Running time: 107 minutes
Starring: Vin Diesel, Paul Walker, Michelle Rodriguez, Jordana Brewster, John Ortiz
Rating 4 out of 10
The original cast of 2001's the Fast and the Furious reunite to inject some fuel into the ailing franchise and arguably their own careers - between trying to shake off DUI arrests, attempting to avoid b-movie hell and taking the leading role in 2005's The Pacifier, the future for Vin Diesel and co hasn't really been what was touted at the time. Together with Justin Lin (once a promising indie director before making the ludicrous Fast and Furious Tokyo Drift) and screenwriter Chris Morgan (Wanted), we enter the fourth film in the series, eight years after the original was released. Traditionally a fourth film in a franchise is usually a death-knell for ailing studios milking a franchise for all its worth, so does the same apply here?Fast and Furious opens with one of the most outrageous action sequences ever committed to celluloid as renegade outlaw Dominic Torretto (Diesel) and his gang of motor heads attempt to hijack an oil tanker, and as an opening sequence it's up there with the best of them - well staged, confident, exciting and the pace never really lets up from there. The plot concerns Diesel returning from self-imposed exile to seek revenge on the drug kingpin that caused the death of the woman he loved. Undercover FBI agent Paul Walker tags along for the ride which gives Michelle Rodriguez and Jordana Brewster nothing much more to do than look pretty in what are essentially extended cameo roles for them both. It's a leaner film than its predecessors that concentrates on the aspects that made the first film a commercial hit: it sticks to a formula that solely consists of thrilling chases featuring ludicrously expensive cars, tanned buxom women making out at car park raves and (allegedly heterosexual) macho posturing and pouting from Diesel and Walker.
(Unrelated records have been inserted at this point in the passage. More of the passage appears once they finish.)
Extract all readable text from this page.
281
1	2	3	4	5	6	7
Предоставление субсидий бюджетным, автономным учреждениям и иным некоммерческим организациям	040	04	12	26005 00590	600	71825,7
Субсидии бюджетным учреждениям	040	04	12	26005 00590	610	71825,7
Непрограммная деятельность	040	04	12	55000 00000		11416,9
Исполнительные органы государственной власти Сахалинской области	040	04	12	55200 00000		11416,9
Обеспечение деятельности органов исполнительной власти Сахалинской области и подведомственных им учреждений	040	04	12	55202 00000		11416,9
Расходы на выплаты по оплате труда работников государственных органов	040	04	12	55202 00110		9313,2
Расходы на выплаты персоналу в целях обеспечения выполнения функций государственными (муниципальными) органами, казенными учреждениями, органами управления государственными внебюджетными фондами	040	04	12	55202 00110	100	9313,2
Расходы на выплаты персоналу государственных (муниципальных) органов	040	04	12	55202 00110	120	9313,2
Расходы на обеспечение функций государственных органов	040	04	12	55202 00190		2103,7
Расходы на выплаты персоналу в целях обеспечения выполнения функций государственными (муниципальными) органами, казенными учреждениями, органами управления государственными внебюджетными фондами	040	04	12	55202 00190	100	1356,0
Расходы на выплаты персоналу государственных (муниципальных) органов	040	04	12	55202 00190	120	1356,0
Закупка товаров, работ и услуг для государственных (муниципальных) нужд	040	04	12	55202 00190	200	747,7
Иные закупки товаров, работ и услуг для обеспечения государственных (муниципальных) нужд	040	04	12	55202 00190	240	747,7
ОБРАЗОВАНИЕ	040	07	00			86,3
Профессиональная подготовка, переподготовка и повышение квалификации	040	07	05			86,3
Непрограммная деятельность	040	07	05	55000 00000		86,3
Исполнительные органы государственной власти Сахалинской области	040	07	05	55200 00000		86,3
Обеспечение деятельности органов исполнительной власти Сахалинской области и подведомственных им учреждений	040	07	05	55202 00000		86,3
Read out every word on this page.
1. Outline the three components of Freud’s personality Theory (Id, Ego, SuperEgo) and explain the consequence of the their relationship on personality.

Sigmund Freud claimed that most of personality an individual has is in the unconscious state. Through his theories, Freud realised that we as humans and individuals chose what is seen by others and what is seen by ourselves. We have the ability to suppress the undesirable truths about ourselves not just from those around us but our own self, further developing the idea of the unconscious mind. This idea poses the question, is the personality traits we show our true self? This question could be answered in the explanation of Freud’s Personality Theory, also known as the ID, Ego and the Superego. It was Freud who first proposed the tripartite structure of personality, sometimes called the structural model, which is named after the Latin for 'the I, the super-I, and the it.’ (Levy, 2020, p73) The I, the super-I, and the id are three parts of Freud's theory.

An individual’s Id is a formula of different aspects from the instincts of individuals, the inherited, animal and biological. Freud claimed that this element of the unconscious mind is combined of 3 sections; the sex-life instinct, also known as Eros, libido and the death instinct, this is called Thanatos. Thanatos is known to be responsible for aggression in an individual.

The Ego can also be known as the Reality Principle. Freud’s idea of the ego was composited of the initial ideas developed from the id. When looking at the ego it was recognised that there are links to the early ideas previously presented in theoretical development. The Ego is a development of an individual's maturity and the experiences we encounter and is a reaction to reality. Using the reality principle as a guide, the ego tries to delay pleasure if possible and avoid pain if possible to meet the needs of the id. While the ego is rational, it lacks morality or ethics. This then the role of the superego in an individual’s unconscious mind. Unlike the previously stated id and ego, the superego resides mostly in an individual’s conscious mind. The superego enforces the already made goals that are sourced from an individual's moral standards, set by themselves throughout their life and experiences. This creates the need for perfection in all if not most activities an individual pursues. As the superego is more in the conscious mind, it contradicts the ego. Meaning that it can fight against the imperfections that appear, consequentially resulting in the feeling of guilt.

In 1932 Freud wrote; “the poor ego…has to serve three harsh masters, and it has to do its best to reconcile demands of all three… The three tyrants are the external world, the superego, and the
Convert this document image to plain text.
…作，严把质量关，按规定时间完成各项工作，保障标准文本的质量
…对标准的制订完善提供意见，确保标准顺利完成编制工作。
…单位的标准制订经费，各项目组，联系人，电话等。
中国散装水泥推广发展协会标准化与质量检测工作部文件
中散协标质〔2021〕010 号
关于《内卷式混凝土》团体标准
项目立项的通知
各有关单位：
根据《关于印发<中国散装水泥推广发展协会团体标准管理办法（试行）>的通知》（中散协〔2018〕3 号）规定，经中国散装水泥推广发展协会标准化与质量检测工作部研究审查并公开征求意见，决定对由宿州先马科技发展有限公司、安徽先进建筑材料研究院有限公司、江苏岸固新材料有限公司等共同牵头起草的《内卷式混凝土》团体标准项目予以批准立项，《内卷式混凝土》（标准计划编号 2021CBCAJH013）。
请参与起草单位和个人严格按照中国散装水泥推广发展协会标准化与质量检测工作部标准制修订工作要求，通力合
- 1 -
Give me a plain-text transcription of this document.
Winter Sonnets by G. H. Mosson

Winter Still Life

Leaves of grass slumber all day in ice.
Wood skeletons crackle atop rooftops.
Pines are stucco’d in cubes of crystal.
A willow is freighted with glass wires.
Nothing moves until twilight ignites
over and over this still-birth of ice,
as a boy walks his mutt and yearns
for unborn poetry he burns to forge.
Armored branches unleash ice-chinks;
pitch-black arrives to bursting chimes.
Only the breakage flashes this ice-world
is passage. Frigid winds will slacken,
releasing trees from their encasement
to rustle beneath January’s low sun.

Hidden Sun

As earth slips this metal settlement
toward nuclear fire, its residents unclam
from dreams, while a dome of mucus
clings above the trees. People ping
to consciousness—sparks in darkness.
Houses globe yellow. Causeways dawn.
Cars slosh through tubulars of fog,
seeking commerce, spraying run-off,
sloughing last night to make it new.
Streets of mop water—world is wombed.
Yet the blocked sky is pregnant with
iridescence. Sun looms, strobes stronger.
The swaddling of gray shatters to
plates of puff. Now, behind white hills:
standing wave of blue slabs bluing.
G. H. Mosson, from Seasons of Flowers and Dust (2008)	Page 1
Though before this sounds like a glowing recommendation, let me just affirm that this film is dumber than a bag of nails, with a script that's completely absurd, plot-holes so large they could sink a ship and a wafer-thin plot so light on development it could be written on a post-it note, in some cases. It's Zoolander played straight ('Maybe you're not the good guy pretending to be the bad guy. Maybe you're the bad guy, pretending to be the good guy, ever think about that?'). The interplay between cops and criminals is so inept that you wonder if the cops could even catch criminals in their own backyard (which incidentally is what they're doing) and there's not one part of the story that holds weight or even makes sense. Fast and Furious doesn't assume you're intelligent, it assumes the exact opposite, that you'll refuse to question any part of the film by bombarding you with fast cars, explosions and constantly gyrating scantily-clad women.
I'll go as far to say that Fast and Furious is a welcome addition to the series, despite being absolutely ridiculous it's always entertaining, the action scenes are thrilling enough and Diesel and Walker are obviously having a lot of fun reprising their roles. If it had a fraction of the smarts as it does speed, it could be something to recommend. As it stands, it's an average slice of testosterone-fuelled entertainment that never really takes itself too seriously. If you have to watch it - my advice is to switch off your brain and enjoy the ride.